Here, the arbitration agreement is not attached as an exhibit to Plaintiffs Amended Complaint. In fact, the Amended Complaint contains absolutely no mention or reference to the agreement or an arbitration clause. See Hosang v. Midland Credit Mgmt., Inc. No, CV19-21740 (BRM/JAD), 2020 WL 8366284, at *3 (D.N.J. Dec. 15, 2020), report and recommendation adopted, No. CV2:19-21740 (BRM/JAD), 2021 WL 307544 (D.N.J. Jan. 29, 2021) (reviewing the materials contained or incorporated in the complaint and not those attached to the motion papers). The first instance in which the arbitration agreement was raised was in the Moving Defendants' Motion to Dismiss and Compel Arbitration. Moreover, Plaintiff has placed the validity of the agreement to arbitrate in issue by arguing in opposition that Defendants engaged in fraud and bad faith by inducing Plaintiff to enter into the Arbitration Agreement shortly after she complained of discrimination.

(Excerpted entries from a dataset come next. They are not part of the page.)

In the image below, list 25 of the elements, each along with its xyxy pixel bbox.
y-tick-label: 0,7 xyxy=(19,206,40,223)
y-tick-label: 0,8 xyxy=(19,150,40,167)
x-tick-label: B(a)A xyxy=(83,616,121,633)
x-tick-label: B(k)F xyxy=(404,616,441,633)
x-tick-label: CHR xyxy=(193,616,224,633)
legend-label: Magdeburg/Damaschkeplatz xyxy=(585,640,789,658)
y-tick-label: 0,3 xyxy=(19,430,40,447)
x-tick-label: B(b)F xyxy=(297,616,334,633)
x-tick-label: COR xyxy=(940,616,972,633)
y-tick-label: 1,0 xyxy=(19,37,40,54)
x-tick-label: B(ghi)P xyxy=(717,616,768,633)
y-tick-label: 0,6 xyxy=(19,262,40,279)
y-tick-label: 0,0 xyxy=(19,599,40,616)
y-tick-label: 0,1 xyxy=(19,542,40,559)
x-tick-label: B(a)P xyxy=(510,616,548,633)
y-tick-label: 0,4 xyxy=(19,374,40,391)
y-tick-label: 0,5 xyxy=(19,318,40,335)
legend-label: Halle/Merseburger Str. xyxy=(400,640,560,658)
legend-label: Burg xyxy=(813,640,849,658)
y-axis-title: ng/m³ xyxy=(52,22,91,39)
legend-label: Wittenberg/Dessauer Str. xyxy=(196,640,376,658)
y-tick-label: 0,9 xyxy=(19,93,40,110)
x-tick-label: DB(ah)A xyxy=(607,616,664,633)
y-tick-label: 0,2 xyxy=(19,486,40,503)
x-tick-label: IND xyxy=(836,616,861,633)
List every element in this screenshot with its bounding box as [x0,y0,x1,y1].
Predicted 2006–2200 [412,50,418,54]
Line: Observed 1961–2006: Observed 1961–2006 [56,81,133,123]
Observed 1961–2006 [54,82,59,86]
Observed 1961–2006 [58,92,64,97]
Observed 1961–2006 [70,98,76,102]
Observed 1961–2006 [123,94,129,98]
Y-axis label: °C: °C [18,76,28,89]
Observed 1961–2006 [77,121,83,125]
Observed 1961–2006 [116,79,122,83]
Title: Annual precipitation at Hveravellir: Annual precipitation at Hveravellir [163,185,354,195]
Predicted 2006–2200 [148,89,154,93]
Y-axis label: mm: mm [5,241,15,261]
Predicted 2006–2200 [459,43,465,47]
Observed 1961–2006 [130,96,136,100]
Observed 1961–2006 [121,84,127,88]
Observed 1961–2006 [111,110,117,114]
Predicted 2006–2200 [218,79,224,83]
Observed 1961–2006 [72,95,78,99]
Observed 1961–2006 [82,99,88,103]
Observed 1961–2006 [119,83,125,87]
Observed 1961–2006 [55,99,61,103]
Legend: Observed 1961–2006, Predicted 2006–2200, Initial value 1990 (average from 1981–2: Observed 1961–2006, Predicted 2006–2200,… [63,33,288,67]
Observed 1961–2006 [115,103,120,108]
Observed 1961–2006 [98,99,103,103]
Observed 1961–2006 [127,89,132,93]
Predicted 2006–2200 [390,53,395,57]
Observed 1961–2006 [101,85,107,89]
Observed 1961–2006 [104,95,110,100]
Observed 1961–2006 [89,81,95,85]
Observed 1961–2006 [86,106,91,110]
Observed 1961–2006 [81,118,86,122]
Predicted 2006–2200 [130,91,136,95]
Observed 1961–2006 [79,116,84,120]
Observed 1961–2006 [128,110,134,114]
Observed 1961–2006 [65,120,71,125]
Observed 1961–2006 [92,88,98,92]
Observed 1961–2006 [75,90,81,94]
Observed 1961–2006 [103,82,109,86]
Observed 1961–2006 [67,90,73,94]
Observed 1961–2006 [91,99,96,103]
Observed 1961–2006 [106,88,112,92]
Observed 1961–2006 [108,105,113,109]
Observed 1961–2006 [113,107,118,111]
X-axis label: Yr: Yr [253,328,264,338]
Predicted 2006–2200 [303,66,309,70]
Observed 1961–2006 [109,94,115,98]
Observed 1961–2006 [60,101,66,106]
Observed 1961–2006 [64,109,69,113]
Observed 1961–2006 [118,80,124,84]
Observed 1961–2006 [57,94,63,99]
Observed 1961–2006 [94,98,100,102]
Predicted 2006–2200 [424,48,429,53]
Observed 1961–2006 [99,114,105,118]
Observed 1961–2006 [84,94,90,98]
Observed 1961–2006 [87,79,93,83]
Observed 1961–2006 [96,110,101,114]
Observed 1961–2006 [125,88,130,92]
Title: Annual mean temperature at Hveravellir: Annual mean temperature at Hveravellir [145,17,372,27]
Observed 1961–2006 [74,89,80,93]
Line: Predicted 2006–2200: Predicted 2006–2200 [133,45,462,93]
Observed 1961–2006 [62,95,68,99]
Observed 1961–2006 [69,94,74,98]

Under controlling Third Circuit precedent, the Court is obligated to deny the pending motion for the purpose of allowing limited discovery to be taken on the question of arbitrability. See Madlinger v. Midland. Credit Mgmt., Inc., No. CV19-21183 (MAS/TJB), 2020 WL 7640918, at *3 (D.N.J. Dec. 23, 2020). Hejamadi v. Midland Funding, LLC, No. CV1813203KSHCLW, 2019 WL 4855624, at *3 (D.N.J. Oct. 2, 2019). The parties should confer with the Magistrate Judge and set a limited period of discoveiy concerning the arbitration agreement. Thereafter, the motion to dismiss and compel arbitration may be renewed.
ORDER
Having carefully reviewed the submissions of the parties, and for good cause shown:
IT IS on this 1st day of August, 2023, ORDERED that Defendants Hilltop Securities, Inc. and Brad Winges' Motion to Dismiss and Compel Arbitration (ECF No. 5) is DENIED WITHOUT PREJUDICE; and it is further
ORDERED that a limited period of discovery shall be initially conducted on the arbitration agreement and overseen by Magistrate Judge Singh in accordance with her schedule; and
ORDERED that Plaintiff may apply to Magistrate Judge Singh for leave to amend proof of service upon Defendant Hilltop Holdings.